Il brand rispose con nuovi imballaggi meno impattanti e con la campagna di comunicazione “Only in a Woman’s World”, arricchita da una web-serie con un cast di ambassador femminili. In sei mesi, il piano di PR ottenne oltre 195 milioni di impression positive, le vendite aumentarono oltre le aspettative e la presenza delle donne nei reparti monitorati di snack crebbe dell’1,8%.
Marketing in tutti i sensi
Il neuromarketing è stato messo alla prova anche attraverso gli altri sensi.

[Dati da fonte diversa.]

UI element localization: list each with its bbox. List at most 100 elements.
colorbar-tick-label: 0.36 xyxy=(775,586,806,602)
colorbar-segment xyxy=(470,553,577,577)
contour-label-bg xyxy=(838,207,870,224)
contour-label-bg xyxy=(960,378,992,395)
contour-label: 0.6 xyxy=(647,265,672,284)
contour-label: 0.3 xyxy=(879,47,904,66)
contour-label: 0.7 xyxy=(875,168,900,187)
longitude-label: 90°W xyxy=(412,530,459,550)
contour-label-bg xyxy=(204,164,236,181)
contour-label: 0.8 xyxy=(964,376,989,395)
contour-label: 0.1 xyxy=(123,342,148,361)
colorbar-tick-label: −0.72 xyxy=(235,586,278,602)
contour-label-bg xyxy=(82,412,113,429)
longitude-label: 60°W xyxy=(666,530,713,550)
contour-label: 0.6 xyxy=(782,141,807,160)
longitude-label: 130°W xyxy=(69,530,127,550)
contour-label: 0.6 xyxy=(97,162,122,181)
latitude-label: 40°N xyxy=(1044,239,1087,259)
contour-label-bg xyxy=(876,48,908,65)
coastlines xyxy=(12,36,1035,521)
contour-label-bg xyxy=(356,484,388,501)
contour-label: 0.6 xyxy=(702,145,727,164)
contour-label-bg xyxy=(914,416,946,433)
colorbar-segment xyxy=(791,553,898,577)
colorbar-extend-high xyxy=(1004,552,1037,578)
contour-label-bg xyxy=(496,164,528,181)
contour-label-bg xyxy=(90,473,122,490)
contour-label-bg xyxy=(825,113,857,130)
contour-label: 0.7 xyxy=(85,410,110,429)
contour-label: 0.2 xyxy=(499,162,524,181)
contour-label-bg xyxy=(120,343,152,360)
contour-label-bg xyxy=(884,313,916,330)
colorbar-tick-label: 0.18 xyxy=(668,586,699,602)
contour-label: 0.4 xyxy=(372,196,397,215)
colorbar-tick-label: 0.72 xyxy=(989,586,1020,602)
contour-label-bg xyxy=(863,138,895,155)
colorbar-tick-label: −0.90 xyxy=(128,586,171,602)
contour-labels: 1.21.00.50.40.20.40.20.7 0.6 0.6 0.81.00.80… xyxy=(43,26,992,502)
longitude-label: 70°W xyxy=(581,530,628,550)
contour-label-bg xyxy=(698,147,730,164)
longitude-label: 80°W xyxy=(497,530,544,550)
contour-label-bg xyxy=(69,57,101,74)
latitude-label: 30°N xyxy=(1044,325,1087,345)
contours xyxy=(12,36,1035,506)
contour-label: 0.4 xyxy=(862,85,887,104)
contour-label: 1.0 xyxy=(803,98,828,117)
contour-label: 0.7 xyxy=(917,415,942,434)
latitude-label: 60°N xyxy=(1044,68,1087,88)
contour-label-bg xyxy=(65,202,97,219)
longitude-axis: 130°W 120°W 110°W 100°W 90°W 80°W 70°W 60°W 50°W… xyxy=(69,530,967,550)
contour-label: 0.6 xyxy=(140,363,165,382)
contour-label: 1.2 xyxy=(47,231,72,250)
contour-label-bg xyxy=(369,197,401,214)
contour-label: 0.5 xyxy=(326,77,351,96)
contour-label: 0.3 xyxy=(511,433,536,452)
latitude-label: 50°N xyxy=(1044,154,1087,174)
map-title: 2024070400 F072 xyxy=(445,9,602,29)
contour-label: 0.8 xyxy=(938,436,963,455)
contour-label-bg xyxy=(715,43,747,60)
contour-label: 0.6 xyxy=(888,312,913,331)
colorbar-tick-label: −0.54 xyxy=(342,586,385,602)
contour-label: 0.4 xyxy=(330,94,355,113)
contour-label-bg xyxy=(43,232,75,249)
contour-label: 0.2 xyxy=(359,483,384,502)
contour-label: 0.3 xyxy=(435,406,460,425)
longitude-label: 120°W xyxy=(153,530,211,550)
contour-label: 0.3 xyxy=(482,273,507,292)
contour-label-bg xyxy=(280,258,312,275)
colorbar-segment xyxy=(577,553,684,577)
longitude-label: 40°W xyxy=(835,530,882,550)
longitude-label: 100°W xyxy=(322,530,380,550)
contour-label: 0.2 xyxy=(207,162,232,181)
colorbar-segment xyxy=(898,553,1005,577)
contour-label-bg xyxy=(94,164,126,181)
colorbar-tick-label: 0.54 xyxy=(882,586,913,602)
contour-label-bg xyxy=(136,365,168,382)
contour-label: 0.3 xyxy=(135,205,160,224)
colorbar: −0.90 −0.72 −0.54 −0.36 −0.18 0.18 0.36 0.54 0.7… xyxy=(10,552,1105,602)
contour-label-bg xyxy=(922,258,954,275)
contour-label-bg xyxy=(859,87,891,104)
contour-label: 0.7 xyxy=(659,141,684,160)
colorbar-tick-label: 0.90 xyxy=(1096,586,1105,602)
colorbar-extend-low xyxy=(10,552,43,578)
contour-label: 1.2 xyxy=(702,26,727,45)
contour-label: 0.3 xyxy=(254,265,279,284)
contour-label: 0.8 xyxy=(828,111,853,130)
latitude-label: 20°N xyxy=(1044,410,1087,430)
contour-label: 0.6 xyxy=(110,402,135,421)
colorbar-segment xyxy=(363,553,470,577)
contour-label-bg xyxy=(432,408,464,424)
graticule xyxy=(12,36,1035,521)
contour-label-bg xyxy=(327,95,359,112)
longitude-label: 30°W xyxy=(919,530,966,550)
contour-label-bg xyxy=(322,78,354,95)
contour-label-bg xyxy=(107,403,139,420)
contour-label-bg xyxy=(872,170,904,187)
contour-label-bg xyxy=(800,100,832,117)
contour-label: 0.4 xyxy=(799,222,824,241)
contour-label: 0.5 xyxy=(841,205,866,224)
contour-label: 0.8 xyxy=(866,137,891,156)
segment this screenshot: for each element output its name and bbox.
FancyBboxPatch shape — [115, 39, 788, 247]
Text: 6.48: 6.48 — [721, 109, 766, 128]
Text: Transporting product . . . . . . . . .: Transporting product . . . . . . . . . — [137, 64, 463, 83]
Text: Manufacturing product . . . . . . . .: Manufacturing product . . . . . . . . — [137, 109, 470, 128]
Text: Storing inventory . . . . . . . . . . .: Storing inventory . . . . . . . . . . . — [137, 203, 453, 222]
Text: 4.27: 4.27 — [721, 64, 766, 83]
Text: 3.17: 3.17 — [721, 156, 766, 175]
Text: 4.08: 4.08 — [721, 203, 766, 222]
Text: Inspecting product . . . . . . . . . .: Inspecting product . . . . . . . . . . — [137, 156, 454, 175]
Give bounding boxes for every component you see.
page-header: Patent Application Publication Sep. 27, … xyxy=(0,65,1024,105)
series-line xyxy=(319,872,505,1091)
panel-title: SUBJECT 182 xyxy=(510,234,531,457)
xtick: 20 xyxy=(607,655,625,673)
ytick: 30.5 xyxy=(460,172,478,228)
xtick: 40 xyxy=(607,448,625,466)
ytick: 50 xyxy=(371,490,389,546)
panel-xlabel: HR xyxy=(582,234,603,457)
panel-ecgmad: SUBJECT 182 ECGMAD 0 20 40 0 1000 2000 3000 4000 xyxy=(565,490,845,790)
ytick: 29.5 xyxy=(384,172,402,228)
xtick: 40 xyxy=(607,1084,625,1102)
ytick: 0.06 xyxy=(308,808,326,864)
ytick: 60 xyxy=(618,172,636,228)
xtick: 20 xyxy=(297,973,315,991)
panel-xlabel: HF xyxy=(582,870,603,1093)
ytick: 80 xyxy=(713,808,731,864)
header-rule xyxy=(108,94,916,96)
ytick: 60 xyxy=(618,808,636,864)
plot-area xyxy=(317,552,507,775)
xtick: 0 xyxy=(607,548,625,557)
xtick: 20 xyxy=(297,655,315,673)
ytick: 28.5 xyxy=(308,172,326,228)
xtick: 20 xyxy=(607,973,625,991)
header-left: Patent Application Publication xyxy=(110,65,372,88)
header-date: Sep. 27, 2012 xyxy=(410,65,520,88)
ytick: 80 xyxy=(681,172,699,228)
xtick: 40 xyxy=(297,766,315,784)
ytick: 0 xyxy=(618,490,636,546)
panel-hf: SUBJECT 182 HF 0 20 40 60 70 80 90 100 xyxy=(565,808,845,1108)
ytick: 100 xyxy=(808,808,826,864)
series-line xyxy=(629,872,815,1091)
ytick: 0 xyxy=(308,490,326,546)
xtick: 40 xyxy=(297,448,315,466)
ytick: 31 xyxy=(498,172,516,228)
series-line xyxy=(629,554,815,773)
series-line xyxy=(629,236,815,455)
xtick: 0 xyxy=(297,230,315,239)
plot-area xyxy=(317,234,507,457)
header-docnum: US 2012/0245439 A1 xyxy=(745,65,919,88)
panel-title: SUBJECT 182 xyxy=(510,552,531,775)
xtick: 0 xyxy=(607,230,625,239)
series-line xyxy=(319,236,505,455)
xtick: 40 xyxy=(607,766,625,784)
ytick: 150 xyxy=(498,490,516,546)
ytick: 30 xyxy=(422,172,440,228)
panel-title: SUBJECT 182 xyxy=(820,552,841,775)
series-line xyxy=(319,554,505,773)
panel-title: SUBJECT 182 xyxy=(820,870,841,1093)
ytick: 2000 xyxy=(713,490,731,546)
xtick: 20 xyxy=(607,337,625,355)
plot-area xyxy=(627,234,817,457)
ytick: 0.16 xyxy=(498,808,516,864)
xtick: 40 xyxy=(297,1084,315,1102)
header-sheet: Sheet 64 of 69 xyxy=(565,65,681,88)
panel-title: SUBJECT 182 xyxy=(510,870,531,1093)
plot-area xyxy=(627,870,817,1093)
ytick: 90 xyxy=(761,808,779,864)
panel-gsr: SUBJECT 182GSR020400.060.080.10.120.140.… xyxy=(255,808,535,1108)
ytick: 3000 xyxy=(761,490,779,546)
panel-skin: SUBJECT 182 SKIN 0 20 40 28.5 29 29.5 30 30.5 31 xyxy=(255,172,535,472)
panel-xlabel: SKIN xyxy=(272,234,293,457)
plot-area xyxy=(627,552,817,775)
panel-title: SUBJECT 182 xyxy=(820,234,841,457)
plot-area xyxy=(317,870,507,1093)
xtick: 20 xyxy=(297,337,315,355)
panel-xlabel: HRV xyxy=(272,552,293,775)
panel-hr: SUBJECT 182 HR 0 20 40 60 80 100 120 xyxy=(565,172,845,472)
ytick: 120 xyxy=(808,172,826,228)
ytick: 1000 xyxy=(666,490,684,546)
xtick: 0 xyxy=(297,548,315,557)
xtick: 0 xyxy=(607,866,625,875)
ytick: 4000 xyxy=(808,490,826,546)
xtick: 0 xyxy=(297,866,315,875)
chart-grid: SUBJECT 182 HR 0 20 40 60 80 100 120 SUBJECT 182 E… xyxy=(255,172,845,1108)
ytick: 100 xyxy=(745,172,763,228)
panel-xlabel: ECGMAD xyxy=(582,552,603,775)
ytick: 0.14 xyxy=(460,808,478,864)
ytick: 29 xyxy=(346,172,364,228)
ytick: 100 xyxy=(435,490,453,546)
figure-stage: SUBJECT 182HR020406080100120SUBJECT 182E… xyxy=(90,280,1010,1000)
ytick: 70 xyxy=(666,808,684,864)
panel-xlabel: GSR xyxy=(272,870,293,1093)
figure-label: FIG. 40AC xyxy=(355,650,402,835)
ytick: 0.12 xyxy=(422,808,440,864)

Si pensi all’esperienza tattile che ogni utente affronta in un negozio di tecnologia. Tra i precursori troviamo Apple, uno dei primi brand a intuire la chance di aumentare la customer loyalty e satisfaction tramite un’esperienza tattile, disegnando Apple Store ad hoc per questo scopo.
Altri brand hanno invece puntato sull’olfatto, uno dei sensi più potenti nell’attivazione cerebrale. Nell’elenco spicca Cinnabon. L’azienda di bakery ha strutturato i suoi negozi per posizionare i forni vicino all’ingresso e catturare i clienti con l’odore di roll di cannella in cottura: un profumo che crea un forte impatto emozionale, con una subconscia sensazione di armonia e casa.
C’è pure chi ha approfondito i cambiamenti decisionali dovuti all’udito. Proprio come nella sezione vini francesi e tedeschi dei negozi di Fan Mallorca Shopping – brand spagnolo –, dove tale connessione si evidenziò maggiormente. Nel 2006 una ricerca sottolineò che il 77% del vino venduto era francese quando negli altoparlanti risuonava musica francofona; al contrario, la percentuale di vino tedesco nelle vendite saliva al 73% quando veniva trasmessa una playlist tedesca. E il 95% dei clienti dichiarò di non aver nemmeno notato il tipo di musica in sottofondo.